- Associated Press - Monday, November 19, 2012

When Maggie Hassan won the New Hampshire governor’s race, it wasn’t just a victory for her fellow Democrats.

Unions spent millions backing Mrs. Hassan with television ads and an extensive get-out-the-vote operation because she opposes a right-to-work bill to ban labor-management contracts that require affected workers to be union members or pay union fees.

From California to Maine, unions used their political muscle to help install Democratic governors, build labor-friendly majorities in state legislatures and defeat ballot initiatives against them.

The combination of union money and member mobilization helped Democrats take control of state legislatures in Maine and Minnesota. In Michigan, voters repealed a law that allowed cities in financial distress to suspend collective bargaining contracts. But unions lost there on an effort to make collective bargaining rights a part of the state constitution.
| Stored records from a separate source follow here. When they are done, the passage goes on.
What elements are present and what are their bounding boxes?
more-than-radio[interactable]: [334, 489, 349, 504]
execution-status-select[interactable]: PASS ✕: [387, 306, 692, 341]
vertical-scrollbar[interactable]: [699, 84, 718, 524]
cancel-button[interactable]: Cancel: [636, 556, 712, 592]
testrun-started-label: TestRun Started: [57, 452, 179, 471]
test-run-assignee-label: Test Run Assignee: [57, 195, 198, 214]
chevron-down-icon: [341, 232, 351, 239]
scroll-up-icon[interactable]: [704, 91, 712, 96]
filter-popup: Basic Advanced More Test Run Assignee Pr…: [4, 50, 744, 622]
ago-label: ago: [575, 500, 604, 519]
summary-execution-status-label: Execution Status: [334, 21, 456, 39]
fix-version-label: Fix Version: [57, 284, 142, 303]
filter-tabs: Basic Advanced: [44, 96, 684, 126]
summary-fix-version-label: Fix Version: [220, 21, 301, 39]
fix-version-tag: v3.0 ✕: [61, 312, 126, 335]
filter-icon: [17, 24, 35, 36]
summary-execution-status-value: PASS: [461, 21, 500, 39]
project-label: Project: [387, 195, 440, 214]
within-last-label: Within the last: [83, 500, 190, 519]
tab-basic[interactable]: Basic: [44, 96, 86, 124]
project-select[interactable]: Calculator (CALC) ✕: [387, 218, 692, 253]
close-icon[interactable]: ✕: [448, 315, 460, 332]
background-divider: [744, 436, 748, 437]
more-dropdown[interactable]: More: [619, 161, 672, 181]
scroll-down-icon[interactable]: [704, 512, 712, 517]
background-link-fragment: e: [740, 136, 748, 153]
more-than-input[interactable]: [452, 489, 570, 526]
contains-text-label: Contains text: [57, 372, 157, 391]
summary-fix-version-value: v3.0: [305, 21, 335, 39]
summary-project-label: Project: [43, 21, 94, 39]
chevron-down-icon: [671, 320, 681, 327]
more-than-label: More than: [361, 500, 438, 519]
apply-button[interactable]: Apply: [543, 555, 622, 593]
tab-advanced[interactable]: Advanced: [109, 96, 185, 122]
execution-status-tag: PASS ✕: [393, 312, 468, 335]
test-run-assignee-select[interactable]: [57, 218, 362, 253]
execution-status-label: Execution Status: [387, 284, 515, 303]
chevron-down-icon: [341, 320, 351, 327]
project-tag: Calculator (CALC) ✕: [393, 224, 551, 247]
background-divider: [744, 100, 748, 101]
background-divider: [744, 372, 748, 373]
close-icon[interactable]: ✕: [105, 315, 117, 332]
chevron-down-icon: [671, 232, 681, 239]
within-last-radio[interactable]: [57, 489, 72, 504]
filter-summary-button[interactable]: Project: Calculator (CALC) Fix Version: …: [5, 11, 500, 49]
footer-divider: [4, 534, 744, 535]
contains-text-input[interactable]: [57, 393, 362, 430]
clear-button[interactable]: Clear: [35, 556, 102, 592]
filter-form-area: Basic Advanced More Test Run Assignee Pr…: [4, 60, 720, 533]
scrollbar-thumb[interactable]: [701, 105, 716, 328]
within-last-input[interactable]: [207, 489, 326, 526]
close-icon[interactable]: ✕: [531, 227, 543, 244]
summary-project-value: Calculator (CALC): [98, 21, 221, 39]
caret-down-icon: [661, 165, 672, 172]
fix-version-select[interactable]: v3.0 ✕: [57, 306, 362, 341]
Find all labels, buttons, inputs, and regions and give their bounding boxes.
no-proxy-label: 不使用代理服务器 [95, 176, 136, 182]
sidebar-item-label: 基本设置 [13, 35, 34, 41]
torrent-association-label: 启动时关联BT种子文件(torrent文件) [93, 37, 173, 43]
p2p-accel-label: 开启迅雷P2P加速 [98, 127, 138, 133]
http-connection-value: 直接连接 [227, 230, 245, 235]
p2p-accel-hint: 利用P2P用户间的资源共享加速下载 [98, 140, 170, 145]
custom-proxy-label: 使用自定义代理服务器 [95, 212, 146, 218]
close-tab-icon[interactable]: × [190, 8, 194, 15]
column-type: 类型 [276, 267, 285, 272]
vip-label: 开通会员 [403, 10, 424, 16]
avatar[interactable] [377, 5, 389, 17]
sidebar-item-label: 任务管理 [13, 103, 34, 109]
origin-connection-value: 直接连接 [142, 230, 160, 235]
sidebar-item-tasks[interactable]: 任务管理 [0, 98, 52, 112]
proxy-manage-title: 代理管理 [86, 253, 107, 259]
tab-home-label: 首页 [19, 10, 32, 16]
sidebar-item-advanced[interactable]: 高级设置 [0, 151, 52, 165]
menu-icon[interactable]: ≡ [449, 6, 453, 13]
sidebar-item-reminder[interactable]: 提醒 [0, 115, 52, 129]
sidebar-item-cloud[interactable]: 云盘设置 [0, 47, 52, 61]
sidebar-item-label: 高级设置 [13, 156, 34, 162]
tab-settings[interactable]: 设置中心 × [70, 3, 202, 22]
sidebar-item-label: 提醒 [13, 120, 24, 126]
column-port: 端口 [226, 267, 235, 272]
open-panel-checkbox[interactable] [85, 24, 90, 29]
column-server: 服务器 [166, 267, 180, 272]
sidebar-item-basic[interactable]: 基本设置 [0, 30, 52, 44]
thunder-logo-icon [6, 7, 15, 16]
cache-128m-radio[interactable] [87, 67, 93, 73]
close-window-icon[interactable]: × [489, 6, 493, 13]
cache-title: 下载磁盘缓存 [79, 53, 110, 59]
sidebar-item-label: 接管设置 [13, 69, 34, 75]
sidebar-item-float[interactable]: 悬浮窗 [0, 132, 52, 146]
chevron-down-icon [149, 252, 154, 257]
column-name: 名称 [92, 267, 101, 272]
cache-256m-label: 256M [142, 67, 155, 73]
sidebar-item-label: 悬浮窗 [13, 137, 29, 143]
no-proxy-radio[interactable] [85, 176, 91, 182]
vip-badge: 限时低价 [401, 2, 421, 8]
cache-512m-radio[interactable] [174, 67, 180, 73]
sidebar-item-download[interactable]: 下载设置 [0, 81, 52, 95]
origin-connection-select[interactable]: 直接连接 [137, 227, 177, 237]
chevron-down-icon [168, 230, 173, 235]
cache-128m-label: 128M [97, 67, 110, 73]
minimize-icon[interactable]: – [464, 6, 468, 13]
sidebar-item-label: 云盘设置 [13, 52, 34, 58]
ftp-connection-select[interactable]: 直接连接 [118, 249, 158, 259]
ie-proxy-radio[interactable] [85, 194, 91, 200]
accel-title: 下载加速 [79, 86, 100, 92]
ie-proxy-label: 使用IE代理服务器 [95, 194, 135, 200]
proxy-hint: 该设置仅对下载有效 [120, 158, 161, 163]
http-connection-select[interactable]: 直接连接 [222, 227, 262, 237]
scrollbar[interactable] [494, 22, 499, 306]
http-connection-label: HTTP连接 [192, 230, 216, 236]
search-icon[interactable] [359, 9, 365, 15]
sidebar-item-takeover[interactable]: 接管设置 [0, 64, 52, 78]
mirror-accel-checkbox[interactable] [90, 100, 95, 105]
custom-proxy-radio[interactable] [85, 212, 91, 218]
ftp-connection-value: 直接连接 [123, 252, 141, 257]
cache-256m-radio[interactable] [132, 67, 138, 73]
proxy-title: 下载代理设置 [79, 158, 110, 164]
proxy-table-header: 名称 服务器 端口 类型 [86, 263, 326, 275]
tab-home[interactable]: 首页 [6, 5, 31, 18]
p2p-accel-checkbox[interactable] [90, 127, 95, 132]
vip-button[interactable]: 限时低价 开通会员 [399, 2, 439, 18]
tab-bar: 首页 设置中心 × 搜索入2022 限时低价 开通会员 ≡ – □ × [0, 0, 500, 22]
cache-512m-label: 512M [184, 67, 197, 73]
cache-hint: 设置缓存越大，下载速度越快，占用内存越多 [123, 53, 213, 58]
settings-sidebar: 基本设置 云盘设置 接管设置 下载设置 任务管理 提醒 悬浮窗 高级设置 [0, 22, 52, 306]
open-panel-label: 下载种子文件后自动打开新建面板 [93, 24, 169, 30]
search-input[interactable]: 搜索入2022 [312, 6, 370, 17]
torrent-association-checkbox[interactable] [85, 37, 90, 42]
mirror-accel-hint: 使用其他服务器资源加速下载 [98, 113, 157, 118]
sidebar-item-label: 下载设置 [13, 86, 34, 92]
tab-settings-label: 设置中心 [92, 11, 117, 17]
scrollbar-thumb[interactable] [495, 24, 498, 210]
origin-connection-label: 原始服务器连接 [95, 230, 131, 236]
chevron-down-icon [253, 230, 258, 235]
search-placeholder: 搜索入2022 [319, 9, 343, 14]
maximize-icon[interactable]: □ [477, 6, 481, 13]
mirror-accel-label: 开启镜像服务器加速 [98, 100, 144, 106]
In perhaps their most important victory, unions defeated a California ballot measure that would have prohibited them from collecting money for political purposes through payroll deductions.

“The unions must be fairly happy with themselves,” said Gary Chaison, professor of industrial relations at Clark University in Worcester, Mass. “These are positive signs, particularly saving their political life in California.”

While re-electing President Obama was labor’s highest Election Day priority, unions invested major resources in state races where they have been fighting efforts by governors and state lawmakers to restrict bargaining rights or dilute union power.

The victories could mark a turnaround of sorts for unions nearly two years after Wisconsin Gov. Scott Walker announced plans to strip teachers, nurses and other public employees of most collective bargaining rights. Mr. Walker, a Republican, justified the move as necessary to stem the state’s budget shortfall.

Since then, unions have been fighting dozens of measures across the country targeting labor rights. They failed earlier this year to recall Mr. Walker from office, but a judge has declared parts of the Wisconsin law unconstitutional.

It wasn’t all good news for unions on Election Night. They lost a first-of-its-kind ballot effort in Michigan that would have enshrined collective bargaining rights in the state constitution.

Unions saw the measure as a way to prevent Republicans from passing a right-to-work law that would have ended unions’ ability to collect fees from nonunion workers. Critics said it would cause the repeal of dozens of state laws and interfere with local officials trying to control their budgets. One union-backed group spent at least $6.5 million on TV ads supporting it.

Labor’s victories came at a steep cost, too. Unions and other Democratic interests poured at least $75 million in the effort to defeat California’s Proposition 32.